OK, so after asking all these interview candidates to analyze algorithms, I realized I ought to do a little of that myself, considering I whole-heartedly believe in it! I've been experimenting with a new price update data structure. I've settled upon having an enumeration of fields (ask size, ask price, etc.) and having a method
Object getField(FieldId fieldId)to retrieve the value of any particular field. Similarly, there is an enumeration of metadata types, and metadata values can be retrieved with:
Object getFieldMetadata(FieldId fieldId, MetadataId metadataId)Basic name/value pair stuff. Since this is an interface, I can implement the backing store any way I want, and could think of a lot of variations. HashMap (obviously), array, and even TreeSet, and various mixes of those. I started with array, because it was easy, but I suspected that one of the other structures would be better for sparse updates (when only a few of the fields were set).

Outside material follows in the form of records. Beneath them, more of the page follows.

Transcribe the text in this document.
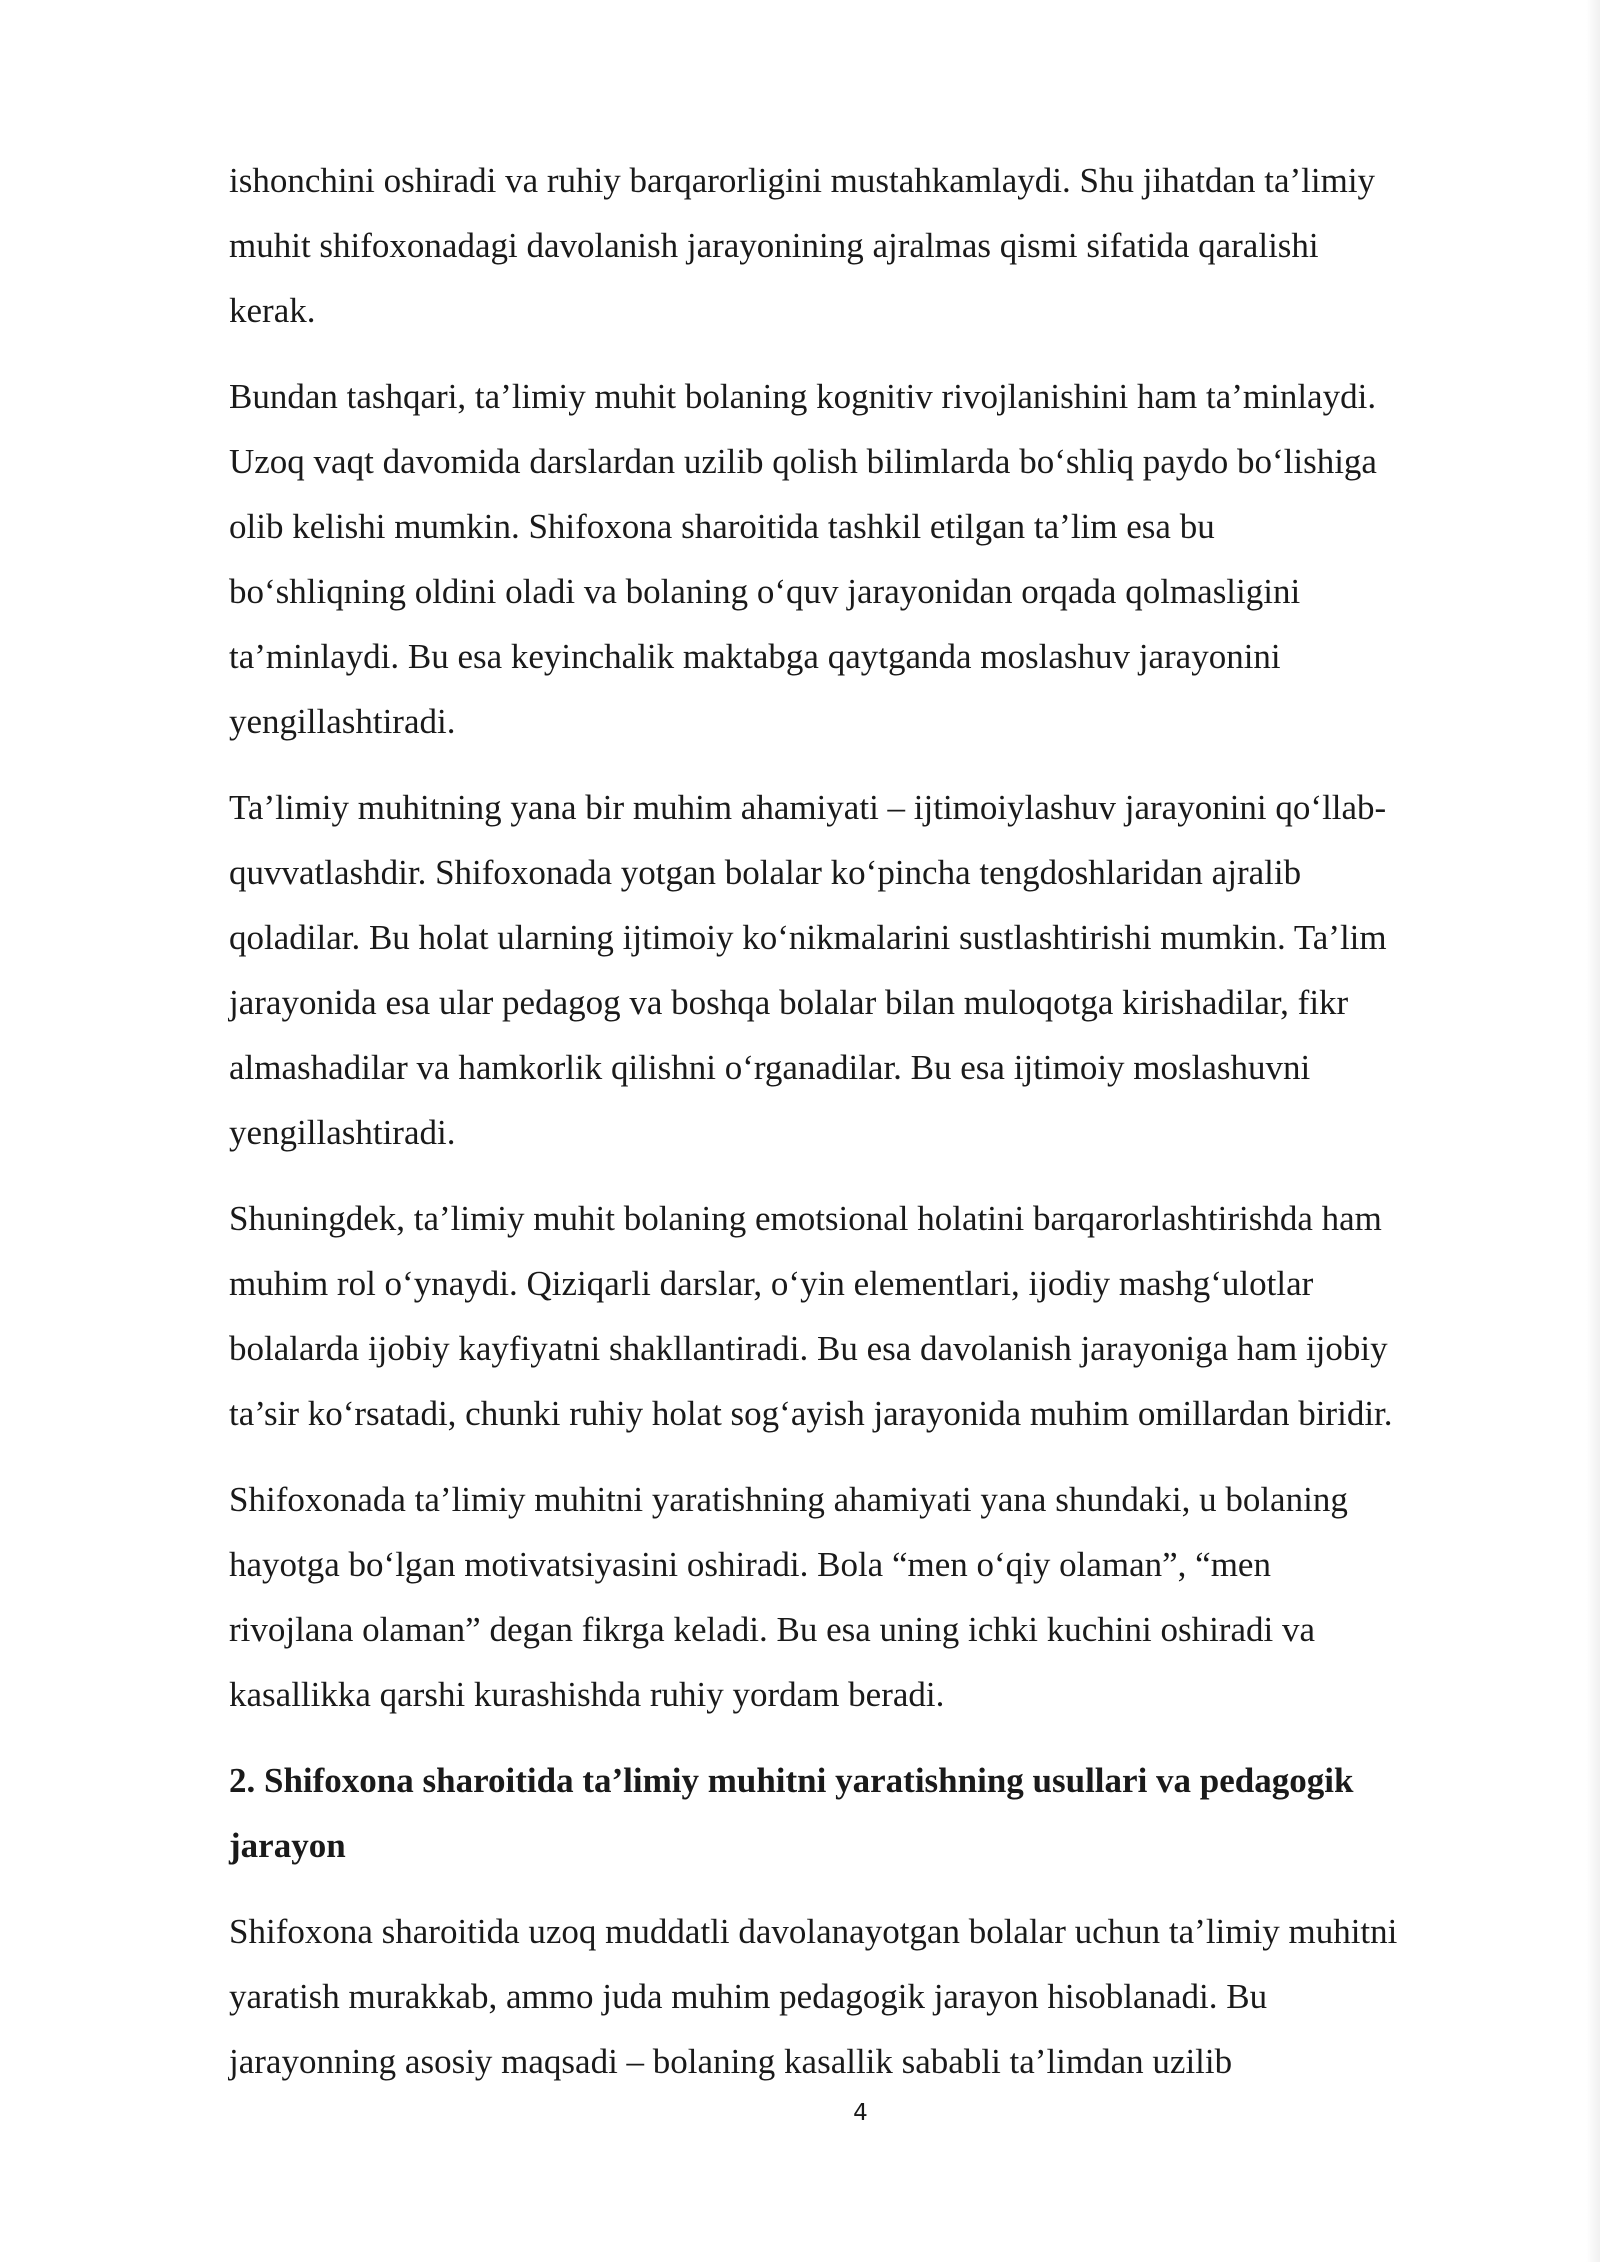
ishonchini oshiradi va ruhiy barqarorligini mustahkamlaydi. Shu jihatdan ta’limiy
muhit shifoxonadagi davolanish jarayonining ajralmas qismi sifatida qaralishi
kerak.

Bundan tashqari, ta’limiy muhit bolaning kognitiv rivojlanishini ham ta’minlaydi.
Uzoq vaqt davomida darslardan uzilib qolish bilimlarda bo‘shliq paydo bo‘lishiga
olib kelishi mumkin. Shifoxona sharoitida tashkil etilgan ta’lim esa bu
bo‘shliqning oldini oladi va bolaning o‘quv jarayonidan orqada qolmasligini
ta’minlaydi. Bu esa keyinchalik maktabga qaytganda moslashuv jarayonini
yengillashtiradi.

Ta’limiy muhitning yana bir muhim ahamiyati – ijtimoiylashuv jarayonini qo‘llab-
quvvatlashdir. Shifoxonada yotgan bolalar ko‘pincha tengdoshlaridan ajralib
qoladilar. Bu holat ularning ijtimoiy ko‘nikmalarini sustlashtirishi mumkin. Ta’lim
jarayonida esa ular pedagog va boshqa bolalar bilan muloqotga kirishadilar, fikr
almashadilar va hamkorlik qilishni o‘rganadilar. Bu esa ijtimoiy moslashuvni
yengillashtiradi.

Shuningdek, ta’limiy muhit bolaning emotsional holatini barqarorlashtirishda ham
muhim rol o‘ynaydi. Qiziqarli darslar, o‘yin elementlari, ijodiy mashg‘ulotlar
bolalarda ijobiy kayfiyatni shakllantiradi. Bu esa davolanish jarayoniga ham ijobiy
ta’sir ko‘rsatadi, chunki ruhiy holat sog‘ayish jarayonida muhim omillardan biridir.

Shifoxonada ta’limiy muhitni yaratishning ahamiyati yana shundaki, u bolaning
hayotga bo‘lgan motivatsiyasini oshiradi. Bola “men o‘qiy olaman”, “men
rivojlana olaman” degan fikrga keladi. Bu esa uning ichki kuchini oshiradi va
kasallikka qarshi kurashishda ruhiy yordam beradi.

2. Shifoxona sharoitida ta’limiy muhitni yaratishning usullari va pedagogik
jarayon

Shifoxona sharoitida uzoq muddatli davolanayotgan bolalar uchun ta’limiy muhitni
yaratish murakkab, ammo juda muhim pedagogik jarayon hisoblanadi. Bu
jarayonning asosiy maqsadi – bolaning kasallik sababli ta’limdan uzilib

4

I got smart about it, and decided to actually try to write down all the vague ideas I had and
calculate which is best when. When evaluating, I used these criteria:
I expected lots of sparse updates. The PriceUpdate objects
are immutable, and they are likely to be cached. Therefore, I was concerned about creating
lots of garbage (object count) and using lots of memory for cached objects (byte count).

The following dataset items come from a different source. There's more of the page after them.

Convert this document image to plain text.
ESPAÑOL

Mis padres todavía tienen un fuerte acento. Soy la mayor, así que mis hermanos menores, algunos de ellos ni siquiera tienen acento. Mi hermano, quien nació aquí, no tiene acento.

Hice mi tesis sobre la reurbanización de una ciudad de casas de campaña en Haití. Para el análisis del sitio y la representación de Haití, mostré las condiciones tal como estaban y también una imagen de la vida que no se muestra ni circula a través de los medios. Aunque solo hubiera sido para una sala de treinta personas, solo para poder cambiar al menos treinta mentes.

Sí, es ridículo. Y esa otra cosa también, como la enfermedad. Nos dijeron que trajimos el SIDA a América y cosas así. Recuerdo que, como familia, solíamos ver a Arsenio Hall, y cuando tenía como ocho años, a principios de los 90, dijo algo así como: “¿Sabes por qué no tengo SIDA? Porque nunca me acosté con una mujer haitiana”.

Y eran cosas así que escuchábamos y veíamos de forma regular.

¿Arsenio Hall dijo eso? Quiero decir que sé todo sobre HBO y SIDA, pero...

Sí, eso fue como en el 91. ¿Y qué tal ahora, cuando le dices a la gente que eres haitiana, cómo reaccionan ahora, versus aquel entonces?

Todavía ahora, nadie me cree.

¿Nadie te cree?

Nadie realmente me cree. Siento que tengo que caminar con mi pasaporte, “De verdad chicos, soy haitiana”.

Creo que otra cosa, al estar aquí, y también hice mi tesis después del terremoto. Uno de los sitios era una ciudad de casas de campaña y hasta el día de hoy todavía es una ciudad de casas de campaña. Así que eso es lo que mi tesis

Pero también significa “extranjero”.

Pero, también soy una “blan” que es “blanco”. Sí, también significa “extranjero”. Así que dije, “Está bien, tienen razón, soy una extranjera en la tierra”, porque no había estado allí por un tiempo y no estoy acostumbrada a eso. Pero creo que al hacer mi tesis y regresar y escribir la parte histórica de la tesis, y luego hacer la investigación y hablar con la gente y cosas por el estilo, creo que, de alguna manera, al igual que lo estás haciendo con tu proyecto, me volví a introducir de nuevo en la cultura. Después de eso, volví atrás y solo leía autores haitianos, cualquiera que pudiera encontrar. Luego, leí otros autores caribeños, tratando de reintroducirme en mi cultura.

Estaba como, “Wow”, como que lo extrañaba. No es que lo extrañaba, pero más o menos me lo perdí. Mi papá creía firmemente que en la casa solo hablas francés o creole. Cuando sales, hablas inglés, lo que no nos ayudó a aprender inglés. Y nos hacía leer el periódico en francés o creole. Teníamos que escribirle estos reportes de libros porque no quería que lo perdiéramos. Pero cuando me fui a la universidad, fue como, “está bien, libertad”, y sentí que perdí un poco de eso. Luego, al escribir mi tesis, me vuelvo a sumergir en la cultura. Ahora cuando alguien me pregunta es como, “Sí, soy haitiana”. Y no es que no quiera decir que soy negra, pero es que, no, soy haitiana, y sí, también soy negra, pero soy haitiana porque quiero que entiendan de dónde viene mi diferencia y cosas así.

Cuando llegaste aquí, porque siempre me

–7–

The result (which surprised me) was that the array format blows
all the others out of the water. Clearly an array will win on object count, but I figured it
would lose on byte count. Memory usage of TreeSet and HashMap are both proportional to the number
of fields with values (as opposed to array, whose memory usage is proportional to the number of
possible fields) but the memory usage slopes for TreeSet and HashMap are so steep that both fall
behind an array of twenty possible fields at less than three fields with values! Wow!

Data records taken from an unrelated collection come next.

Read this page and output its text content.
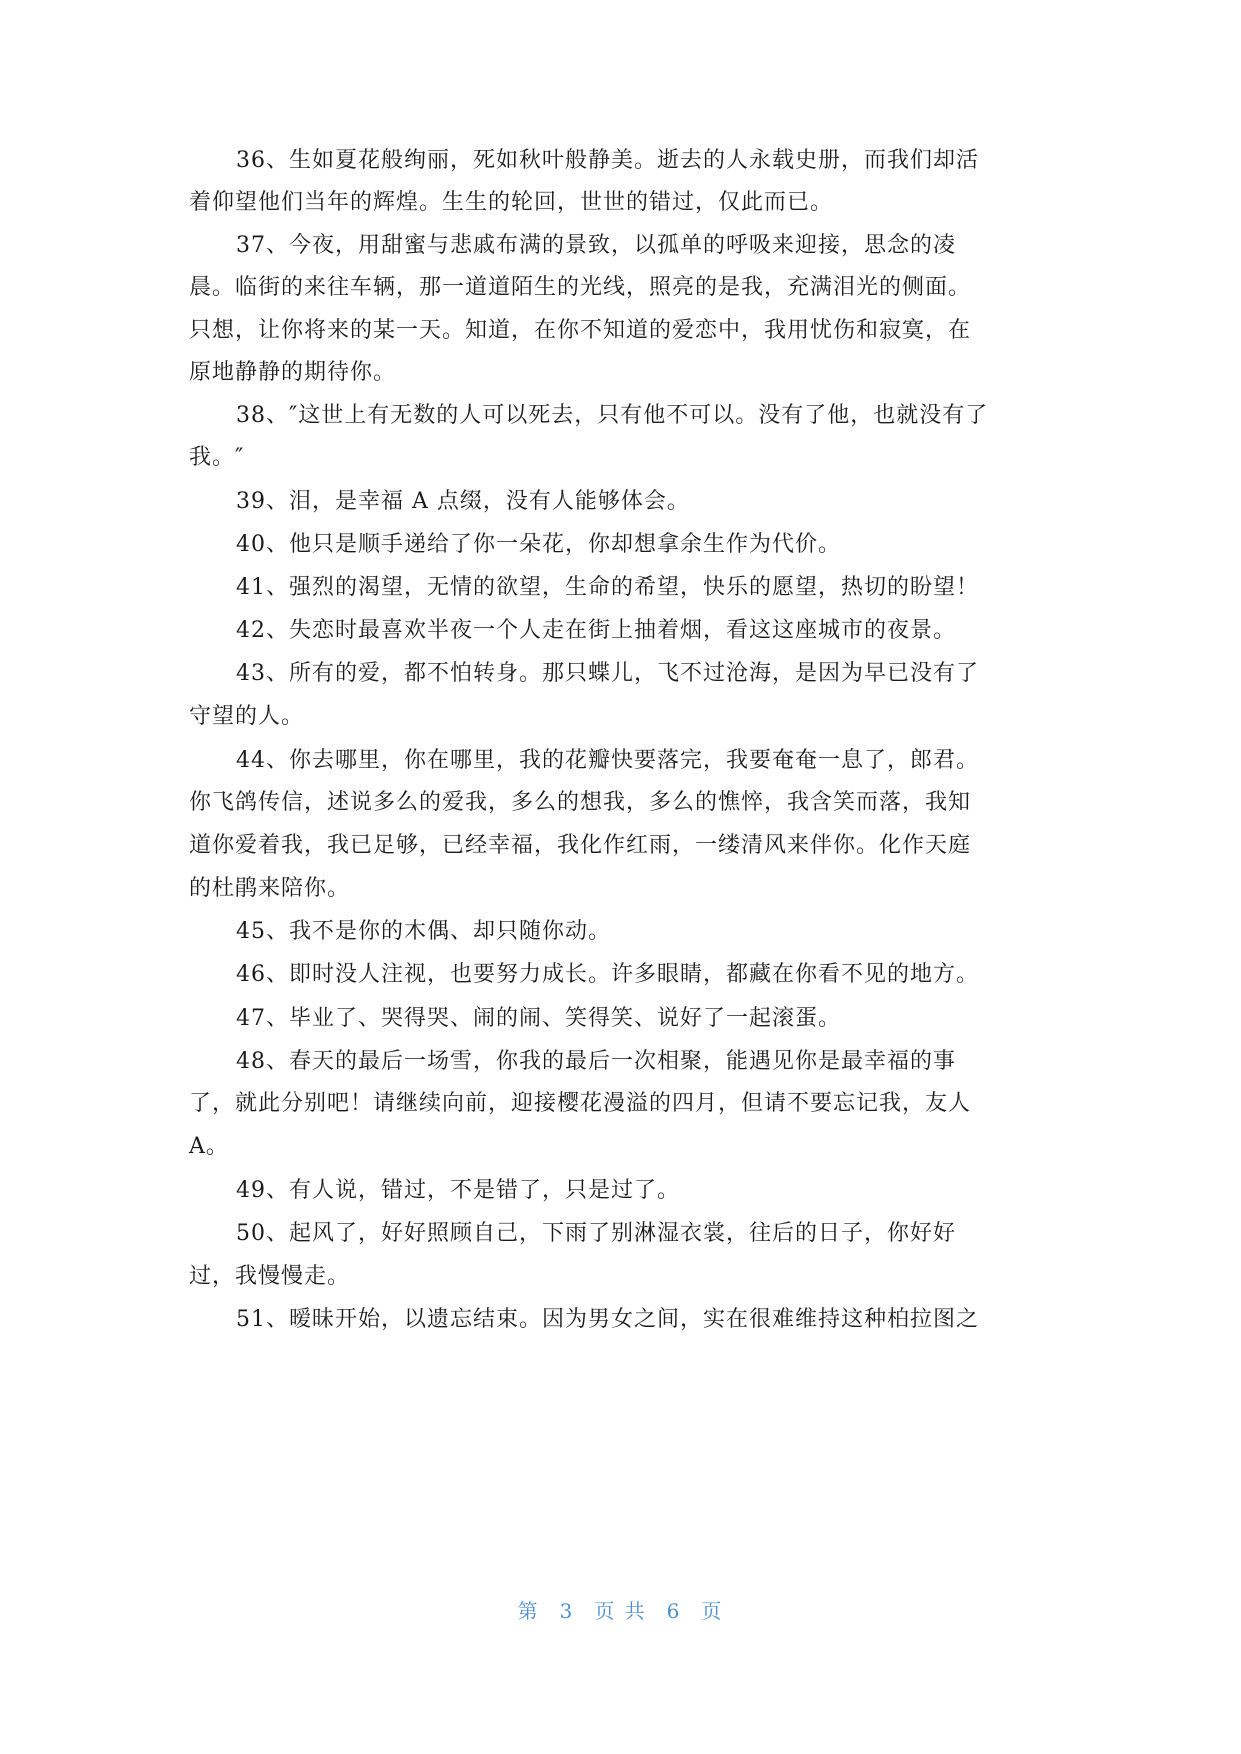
36、生如夏花般绚丽，死如秋叶般静美。逝去的人永载史册，而我们却活
着仰望他们当年的辉煌。生生的轮回，世世的错过，仅此而已。
37、今夜，用甜蜜与悲戚布满的景致，以孤单的呼吸来迎接，思念的凌
晨。临街的来往车辆，那一道道陌生的光线，照亮的是我，充满泪光的侧面。
只想，让你将来的某一天。知道，在你不知道的爱恋中，我用忧伤和寂寞，在
原地静静的期待你。
38、″这世上有无数的人可以死去，只有他不可以。没有了他，也就没有了
我。″
39、泪，是幸福 A 点缀，没有人能够体会。
40、他只是顺手递给了你一朵花，你却想拿余生作为代价。
41、强烈的渴望，无情的欲望，生命的希望，快乐的愿望，热切的盼望！
42、失恋时最喜欢半夜一个人走在街上抽着烟，看这这座城市的夜景。
43、所有的爱，都不怕转身。那只蝶儿，飞不过沧海，是因为早已没有了
守望的人。
44、你去哪里，你在哪里，我的花瓣快要落完，我要奄奄一息了，郎君。
你飞鸽传信，述说多么的爱我，多么的想我，多么的憔悴，我含笑而落，我知
道你爱着我，我已足够，已经幸福，我化作红雨，一缕清风来伴你。化作天庭
的杜鹃来陪你。
45、我不是你的木偶、却只随你动。
46、即时没人注视，也要努力成长。许多眼睛，都藏在你看不见的地方。
47、毕业了、哭得哭、闹的闹、笑得笑、说好了一起滚蛋。
48、春天的最后一场雪，你我的最后一次相聚，能遇见你是最幸福的事
了，就此分别吧！请继续向前，迎接樱花漫溢的四月，但请不要忘记我，友人
A。
49、有人说，错过，不是错了，只是过了。
50、起风了，好好照顾自己，下雨了别淋湿衣裳，往后的日子，你好好
过，我慢慢走。
51、暧昧开始，以遗忘结束。因为男女之间，实在很难维持这种柏拉图之
第 3 页 共 6 页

Since I expect to set three fields in even the sparsest update, array wins hands down.
I also had a small problem to solve that was brought up by today's interview. Given a
game board of n by n, build a quad tree over it. What is the order of
the number of nodes in the quad tree? Well, after messing around with sums of series of logs and
exponents, I convinced my self of the answer (and that a simpler approach to the analysis would
have yielded the same result :). I think it's O(n2). What do you think?
Just so you don't think I'm shirking my duties, I've also been thinking about the planning problem that Dan and I have been working on. However, I don't think it's appropriate for a public journal, so I can't say anything more.